Least‑square and proximal support vector machines are popular for binary classification but lack direct applicability to regression and multiclass tasks, prompting the development of variants and related single‑hidden‑layer networks such as polynomial and conventional feedforward nets. This work proposes a unified extreme learning machine framework that simplifies LS‑SVM and PSVM and enables direct regression and multiclass classification. ELM operates on generalized single‑hidden‑layer feedforward networks, using a fixed feature mapping that does not require tuning of the hidden layer.
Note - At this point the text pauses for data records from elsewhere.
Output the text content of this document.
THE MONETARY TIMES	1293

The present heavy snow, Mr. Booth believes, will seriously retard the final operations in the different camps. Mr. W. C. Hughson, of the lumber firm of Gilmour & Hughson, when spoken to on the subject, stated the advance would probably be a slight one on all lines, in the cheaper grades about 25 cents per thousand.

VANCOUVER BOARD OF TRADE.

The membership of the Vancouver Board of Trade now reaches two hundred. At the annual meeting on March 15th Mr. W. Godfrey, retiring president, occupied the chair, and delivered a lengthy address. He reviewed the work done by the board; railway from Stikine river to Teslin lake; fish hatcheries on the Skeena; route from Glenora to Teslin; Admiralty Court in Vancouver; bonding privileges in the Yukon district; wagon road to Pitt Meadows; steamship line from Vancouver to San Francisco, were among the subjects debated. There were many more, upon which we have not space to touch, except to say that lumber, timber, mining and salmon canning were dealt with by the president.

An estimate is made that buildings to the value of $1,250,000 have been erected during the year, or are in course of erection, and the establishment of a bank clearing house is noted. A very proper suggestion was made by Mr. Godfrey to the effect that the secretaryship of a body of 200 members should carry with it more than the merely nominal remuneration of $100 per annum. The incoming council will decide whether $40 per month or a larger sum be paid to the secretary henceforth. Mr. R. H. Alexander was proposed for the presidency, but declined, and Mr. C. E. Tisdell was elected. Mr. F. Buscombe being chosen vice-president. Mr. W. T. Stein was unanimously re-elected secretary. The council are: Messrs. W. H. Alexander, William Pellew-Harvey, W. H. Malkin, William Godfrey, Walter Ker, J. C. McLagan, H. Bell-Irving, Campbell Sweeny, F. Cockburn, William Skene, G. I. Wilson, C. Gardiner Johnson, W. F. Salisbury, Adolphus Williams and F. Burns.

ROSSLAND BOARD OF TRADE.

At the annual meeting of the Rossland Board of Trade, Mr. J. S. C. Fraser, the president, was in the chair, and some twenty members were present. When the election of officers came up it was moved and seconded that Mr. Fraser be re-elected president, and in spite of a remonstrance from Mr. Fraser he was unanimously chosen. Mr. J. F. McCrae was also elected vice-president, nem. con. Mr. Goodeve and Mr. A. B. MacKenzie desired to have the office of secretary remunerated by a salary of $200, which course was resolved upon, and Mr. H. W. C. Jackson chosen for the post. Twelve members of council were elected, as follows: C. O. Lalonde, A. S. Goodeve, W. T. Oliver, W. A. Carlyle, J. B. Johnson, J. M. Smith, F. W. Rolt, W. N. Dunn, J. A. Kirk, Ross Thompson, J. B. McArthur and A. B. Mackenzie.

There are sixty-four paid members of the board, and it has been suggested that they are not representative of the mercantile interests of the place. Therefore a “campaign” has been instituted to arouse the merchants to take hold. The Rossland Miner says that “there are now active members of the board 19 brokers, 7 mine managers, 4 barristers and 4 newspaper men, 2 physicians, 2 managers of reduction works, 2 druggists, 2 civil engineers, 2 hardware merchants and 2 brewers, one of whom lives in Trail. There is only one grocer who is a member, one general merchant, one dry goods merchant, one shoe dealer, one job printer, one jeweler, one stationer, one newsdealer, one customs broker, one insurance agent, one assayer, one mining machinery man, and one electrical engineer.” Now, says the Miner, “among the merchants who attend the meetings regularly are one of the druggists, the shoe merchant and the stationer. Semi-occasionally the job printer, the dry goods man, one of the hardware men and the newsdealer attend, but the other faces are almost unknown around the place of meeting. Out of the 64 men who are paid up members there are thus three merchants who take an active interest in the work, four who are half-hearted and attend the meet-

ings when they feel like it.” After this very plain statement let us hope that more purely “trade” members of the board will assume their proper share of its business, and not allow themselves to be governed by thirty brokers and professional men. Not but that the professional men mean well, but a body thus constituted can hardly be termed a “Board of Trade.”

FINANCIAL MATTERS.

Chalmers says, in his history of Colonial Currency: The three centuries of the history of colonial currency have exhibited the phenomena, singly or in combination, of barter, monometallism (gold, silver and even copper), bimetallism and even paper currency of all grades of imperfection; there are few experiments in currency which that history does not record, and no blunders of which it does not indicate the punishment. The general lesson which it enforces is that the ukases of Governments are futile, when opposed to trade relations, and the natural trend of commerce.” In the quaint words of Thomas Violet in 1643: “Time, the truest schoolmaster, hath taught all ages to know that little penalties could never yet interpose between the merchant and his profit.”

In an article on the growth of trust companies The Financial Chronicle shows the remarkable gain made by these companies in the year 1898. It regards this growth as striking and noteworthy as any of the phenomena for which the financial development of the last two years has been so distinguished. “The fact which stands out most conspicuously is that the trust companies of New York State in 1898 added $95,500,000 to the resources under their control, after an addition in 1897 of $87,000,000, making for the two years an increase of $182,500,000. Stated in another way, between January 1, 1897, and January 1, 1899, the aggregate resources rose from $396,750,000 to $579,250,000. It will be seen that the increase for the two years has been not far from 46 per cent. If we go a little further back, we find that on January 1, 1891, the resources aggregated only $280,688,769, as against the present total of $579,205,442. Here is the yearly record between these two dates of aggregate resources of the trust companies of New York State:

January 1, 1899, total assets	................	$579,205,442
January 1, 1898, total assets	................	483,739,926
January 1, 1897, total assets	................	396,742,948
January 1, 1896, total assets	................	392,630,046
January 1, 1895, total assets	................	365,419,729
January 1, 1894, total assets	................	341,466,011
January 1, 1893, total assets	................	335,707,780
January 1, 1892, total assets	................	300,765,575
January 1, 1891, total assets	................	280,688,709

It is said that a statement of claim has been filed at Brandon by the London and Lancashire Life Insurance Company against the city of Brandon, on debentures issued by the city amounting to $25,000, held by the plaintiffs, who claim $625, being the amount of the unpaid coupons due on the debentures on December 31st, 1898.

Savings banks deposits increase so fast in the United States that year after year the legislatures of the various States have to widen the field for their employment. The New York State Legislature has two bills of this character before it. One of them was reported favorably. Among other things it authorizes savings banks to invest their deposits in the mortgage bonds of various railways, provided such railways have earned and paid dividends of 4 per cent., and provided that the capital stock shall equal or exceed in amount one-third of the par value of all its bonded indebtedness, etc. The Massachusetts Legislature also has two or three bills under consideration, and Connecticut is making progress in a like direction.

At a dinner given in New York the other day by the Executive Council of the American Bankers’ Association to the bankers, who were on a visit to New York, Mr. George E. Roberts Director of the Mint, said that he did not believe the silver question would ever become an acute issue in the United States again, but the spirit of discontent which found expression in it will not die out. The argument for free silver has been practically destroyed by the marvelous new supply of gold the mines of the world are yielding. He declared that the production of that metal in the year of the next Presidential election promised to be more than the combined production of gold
Simulations show that ELM scales more efficiently, achieves comparable or superior generalization, and learns up to thousands of times faster than conventional SVM and LS‑SVM.

Abstract

Due to the simplicity of their implementations, least square support vector machine (LS-SVM) and proximal support vector machine (PSVM) have been widely used in binary classification applications. The conventional LS-SVM and PSVM cannot be used in regression and multiclass classification applications directly, although variants of LS-SVM and PSVM have been proposed to handle such cases. This paper shows that both LS-SVM and PSVM can be simplified further and a unified learning framework of LS-SVM, PSVM, and other regularization algorithms referred to extreme learning machine (ELM) can be built. ELM works for the "generalized" single-hidden-layer feedforward networks (SLFNs), but the hidden layer (or called feature mapping) in ELM need not be tuned. Such SLFNs include but are not limited to SVM, polynomial network, and the conventional feedforward neural networks. This paper shows the following: 1) ELM provides a unified learning platform with a widespread type of feature mappings and can be applied in regression and multiclass classification applications directly; 2) from the optimization method point of view, ELM has milder optimization constraints compared to LS-SVM and PSVM; 3) in theory, compared to ELM, LS-SVM and PSVM achieve suboptimal solutions and require higher computational complexity; and 4) in theory, ELM can approximate any target continuous function and classify any disjoint regions. As verified by the simulation results, ELM tends to have better scalability and achieve similar (for regression and binary class cases) or much better (for multiclass cases) generalization performance at much faster learning speed (up to thousands times) than traditional SVM and LS-SVM.